Diese detaillierte Karte der Bewegungen der Aufsetzlinie dient nun als Referenz für Modelle zur Vorhersage des Meeresspiegelanstiegs. Modellierungsteams müssen in der Lage sein, diese drei Jahrzehnte der Beobachtungen zu reproduzieren, um ihre Projektionen zu validieren. Andernfalls müssen sie ihre Annahmen überprüfen.


Entwicklung der Aufsetzlinie der Antarktis zwischen 1992 und 2025.
Die Farben reichen von Schwarz (1992) über Rot bis Weiß (2025). Sie ist einer Karte der Gletschergeschwindigkeit (von Weiß bis Blau) und einem Relief der Antarktis aus dem Jahr 2011 überlagert.
Kreise zeigen Gebiete, in denen sich die Aufsetzlinie zwischen 1996 und 2025 für 31 Regionen zurückgezogen hat. Ihre Farbe geht von Rot zu Weiß über, abhängig von der betroffenen Fläche. Ein Referenzkreis zeigt einen Rückgang von 500 km².


Was ist die Aufsetzlinie?


Die Aufsetzlinie ist die Grenze, an der das kontinentale Eis der Antarktis beginnt, auf dem Ozean zu schwimmen. Sie markiert den Übergang zwischen dem am Grund verankerten Eis und den schwimmenden Eisschelfen. Ihre Position ist ein Schlüsselindikator für die Stabilität der Gletscher.


Wenn sich die Aufsetzlinie zurückzieht, bedeutet dies, dass das Eis seine Verankerung verliert und der Gletscher anfälliger wird.

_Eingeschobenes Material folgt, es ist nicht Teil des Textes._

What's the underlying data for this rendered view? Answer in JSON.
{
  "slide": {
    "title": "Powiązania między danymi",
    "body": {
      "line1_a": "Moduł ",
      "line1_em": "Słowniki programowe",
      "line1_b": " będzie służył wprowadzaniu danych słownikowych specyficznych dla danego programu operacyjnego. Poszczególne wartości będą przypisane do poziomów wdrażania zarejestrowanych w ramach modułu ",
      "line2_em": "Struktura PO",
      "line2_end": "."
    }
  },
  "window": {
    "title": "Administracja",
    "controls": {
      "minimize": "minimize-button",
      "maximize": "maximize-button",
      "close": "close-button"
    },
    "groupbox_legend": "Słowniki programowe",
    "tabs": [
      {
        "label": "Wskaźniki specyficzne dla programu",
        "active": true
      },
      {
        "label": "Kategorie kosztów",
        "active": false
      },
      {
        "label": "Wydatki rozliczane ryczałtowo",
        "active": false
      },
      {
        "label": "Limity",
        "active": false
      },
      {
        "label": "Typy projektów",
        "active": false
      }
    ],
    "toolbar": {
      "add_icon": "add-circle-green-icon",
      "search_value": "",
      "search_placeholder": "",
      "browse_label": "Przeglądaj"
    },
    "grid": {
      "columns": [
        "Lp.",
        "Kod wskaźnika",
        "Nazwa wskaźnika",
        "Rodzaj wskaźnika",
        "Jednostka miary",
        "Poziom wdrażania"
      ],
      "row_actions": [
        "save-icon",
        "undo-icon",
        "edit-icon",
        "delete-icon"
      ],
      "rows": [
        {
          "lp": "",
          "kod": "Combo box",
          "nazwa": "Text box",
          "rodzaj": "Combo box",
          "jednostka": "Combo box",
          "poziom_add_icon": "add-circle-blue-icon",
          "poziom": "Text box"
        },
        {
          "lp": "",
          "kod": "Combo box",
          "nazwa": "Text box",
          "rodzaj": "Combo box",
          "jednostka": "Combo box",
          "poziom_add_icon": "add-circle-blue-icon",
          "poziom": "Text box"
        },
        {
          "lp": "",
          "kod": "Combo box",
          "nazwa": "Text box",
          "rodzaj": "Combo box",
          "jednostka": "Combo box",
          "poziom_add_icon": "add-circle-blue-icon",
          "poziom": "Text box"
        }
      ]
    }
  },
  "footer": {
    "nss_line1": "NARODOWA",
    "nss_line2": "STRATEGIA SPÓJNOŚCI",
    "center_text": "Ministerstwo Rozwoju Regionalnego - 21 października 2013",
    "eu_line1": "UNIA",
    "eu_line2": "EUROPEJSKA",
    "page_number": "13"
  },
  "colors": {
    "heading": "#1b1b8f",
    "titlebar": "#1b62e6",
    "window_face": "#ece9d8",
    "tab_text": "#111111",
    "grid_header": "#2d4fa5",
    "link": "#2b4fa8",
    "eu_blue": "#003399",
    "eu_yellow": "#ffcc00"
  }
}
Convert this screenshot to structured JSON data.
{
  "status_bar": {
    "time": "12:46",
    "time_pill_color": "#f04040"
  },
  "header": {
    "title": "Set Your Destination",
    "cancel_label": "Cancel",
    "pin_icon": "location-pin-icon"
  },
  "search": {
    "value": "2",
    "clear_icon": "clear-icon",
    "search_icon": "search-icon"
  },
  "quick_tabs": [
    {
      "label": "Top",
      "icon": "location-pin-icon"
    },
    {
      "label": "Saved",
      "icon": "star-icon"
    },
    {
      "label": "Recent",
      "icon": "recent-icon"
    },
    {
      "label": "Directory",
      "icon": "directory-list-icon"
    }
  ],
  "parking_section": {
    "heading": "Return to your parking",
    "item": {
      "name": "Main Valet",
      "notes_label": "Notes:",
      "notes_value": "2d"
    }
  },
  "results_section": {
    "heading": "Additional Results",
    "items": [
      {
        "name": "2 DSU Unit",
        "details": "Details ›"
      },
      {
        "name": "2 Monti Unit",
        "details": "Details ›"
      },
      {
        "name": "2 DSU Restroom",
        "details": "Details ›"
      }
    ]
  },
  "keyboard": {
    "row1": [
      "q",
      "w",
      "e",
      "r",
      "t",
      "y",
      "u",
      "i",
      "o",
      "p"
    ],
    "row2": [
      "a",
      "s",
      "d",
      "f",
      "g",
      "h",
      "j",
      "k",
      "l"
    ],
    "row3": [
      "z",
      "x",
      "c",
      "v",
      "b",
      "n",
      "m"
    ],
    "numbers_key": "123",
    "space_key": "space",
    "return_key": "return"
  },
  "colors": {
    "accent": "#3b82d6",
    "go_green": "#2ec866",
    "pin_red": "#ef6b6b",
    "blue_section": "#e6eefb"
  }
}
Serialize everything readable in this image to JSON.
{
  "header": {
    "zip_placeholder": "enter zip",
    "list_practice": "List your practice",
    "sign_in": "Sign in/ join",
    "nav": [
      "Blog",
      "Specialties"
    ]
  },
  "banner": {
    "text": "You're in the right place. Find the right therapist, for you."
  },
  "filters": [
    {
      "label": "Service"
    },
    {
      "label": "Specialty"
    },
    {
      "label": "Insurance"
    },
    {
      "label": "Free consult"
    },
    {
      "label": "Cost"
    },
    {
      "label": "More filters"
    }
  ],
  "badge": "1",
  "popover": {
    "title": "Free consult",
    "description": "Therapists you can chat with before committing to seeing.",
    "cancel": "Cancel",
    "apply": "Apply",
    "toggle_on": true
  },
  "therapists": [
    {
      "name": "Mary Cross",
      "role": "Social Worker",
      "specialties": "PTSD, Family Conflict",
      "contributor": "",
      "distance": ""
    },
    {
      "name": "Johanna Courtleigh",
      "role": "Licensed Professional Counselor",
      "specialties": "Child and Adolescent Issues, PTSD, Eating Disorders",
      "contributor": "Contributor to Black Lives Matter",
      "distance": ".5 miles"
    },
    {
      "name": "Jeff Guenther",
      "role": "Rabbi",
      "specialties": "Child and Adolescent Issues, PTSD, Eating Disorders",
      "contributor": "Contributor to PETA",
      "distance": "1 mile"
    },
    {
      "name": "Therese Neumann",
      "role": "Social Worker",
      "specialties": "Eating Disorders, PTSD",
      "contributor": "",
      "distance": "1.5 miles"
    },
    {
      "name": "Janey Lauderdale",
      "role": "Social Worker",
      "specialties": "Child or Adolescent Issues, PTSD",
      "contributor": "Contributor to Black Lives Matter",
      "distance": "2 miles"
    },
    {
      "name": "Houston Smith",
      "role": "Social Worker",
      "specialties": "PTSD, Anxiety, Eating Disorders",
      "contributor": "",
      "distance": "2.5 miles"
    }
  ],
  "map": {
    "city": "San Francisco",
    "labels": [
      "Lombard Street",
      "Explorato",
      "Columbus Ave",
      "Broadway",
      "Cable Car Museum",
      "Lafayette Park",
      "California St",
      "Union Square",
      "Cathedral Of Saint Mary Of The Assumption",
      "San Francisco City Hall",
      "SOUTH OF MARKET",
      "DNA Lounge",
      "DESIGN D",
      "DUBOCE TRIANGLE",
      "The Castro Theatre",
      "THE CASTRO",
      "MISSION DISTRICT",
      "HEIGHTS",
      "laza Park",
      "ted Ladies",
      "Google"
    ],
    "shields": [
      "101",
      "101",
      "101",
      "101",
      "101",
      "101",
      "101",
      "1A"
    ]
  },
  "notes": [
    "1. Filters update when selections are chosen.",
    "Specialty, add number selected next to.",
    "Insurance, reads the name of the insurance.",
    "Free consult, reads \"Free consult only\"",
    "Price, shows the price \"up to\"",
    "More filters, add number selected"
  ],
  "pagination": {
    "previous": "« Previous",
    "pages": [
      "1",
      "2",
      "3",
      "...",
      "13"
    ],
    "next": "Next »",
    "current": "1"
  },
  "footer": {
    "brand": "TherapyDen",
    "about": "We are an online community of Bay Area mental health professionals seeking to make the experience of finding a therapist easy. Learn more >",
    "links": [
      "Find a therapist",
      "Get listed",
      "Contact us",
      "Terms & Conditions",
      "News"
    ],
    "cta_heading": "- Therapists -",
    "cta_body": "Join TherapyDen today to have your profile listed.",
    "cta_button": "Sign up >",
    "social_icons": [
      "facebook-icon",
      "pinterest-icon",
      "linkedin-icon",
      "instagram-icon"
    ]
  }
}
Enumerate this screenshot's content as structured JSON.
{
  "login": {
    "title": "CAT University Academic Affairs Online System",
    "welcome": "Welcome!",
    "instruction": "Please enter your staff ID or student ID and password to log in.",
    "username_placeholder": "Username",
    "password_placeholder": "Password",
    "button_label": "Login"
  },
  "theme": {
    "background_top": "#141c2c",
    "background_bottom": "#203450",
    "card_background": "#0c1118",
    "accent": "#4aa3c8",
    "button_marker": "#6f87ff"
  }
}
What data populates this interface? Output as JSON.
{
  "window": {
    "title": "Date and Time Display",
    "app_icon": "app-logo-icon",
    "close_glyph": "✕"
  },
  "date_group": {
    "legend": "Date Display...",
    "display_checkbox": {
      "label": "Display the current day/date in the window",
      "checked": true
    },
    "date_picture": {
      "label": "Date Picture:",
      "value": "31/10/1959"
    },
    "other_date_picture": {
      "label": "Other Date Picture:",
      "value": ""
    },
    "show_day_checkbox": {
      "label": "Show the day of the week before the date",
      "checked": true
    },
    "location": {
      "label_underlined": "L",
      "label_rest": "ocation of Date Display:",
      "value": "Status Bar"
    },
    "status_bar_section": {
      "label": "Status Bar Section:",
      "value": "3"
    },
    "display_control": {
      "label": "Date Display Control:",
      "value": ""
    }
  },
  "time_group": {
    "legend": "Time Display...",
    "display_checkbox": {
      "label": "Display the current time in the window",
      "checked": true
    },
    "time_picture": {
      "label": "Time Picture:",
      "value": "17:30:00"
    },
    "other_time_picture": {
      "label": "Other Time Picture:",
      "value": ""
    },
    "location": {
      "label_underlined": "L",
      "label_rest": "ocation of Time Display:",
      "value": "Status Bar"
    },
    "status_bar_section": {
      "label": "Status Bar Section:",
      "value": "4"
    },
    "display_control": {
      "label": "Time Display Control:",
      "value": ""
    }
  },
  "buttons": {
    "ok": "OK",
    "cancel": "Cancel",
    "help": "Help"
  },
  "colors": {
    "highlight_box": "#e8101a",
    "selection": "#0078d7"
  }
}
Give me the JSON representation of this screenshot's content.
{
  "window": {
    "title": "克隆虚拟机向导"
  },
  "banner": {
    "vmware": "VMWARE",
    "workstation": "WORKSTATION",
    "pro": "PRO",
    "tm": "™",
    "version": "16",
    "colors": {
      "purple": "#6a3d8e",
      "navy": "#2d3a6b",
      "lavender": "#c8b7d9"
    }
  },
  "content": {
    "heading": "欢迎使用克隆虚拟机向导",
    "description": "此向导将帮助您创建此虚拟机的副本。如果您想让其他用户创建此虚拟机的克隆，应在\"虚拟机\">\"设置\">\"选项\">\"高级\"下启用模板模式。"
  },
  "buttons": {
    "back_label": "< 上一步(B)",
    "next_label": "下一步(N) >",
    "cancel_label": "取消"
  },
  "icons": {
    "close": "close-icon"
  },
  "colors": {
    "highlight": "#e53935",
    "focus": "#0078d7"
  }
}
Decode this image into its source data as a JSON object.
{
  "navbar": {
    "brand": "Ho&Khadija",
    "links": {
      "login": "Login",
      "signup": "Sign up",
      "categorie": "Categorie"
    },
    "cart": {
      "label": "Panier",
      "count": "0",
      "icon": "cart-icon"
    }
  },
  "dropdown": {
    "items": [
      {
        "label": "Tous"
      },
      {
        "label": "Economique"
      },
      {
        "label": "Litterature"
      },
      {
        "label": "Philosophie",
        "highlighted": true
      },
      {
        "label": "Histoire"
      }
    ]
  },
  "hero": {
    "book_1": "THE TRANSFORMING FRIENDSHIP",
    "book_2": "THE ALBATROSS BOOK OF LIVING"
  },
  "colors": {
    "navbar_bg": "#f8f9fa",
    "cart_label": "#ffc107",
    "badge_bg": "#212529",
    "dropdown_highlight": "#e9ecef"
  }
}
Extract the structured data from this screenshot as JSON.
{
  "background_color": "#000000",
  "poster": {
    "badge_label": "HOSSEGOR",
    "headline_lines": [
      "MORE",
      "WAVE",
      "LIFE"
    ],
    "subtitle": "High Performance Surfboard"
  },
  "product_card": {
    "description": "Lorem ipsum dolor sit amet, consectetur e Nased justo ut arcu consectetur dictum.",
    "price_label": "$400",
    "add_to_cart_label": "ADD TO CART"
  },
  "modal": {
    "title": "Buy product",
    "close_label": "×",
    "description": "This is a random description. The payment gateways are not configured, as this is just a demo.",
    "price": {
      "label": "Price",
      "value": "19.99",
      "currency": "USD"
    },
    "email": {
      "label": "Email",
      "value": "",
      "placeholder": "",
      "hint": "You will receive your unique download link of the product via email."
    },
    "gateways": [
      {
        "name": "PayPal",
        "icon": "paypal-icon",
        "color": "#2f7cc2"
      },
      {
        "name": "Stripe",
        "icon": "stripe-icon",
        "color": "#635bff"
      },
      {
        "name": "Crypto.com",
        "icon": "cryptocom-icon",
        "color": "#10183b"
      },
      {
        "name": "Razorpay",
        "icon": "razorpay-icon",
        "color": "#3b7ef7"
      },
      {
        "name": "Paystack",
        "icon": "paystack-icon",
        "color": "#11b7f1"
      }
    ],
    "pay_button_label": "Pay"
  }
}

Dieser Rückzug kann zu einer Beschleunigung des Eisflusses in den Ozean führen und so zum Anstieg des Meeresspiegels beitragen.

Wissenschaftler messen diese Linie mithilfe von Satellitenradars, die Wolken und die polare Dunkelheit durchdringen. Diese Instrumente erfassen subtile Bewegungen des Eises über lange Zeiträume und ermöglichen so eine präzise Kartierung der Veränderungen.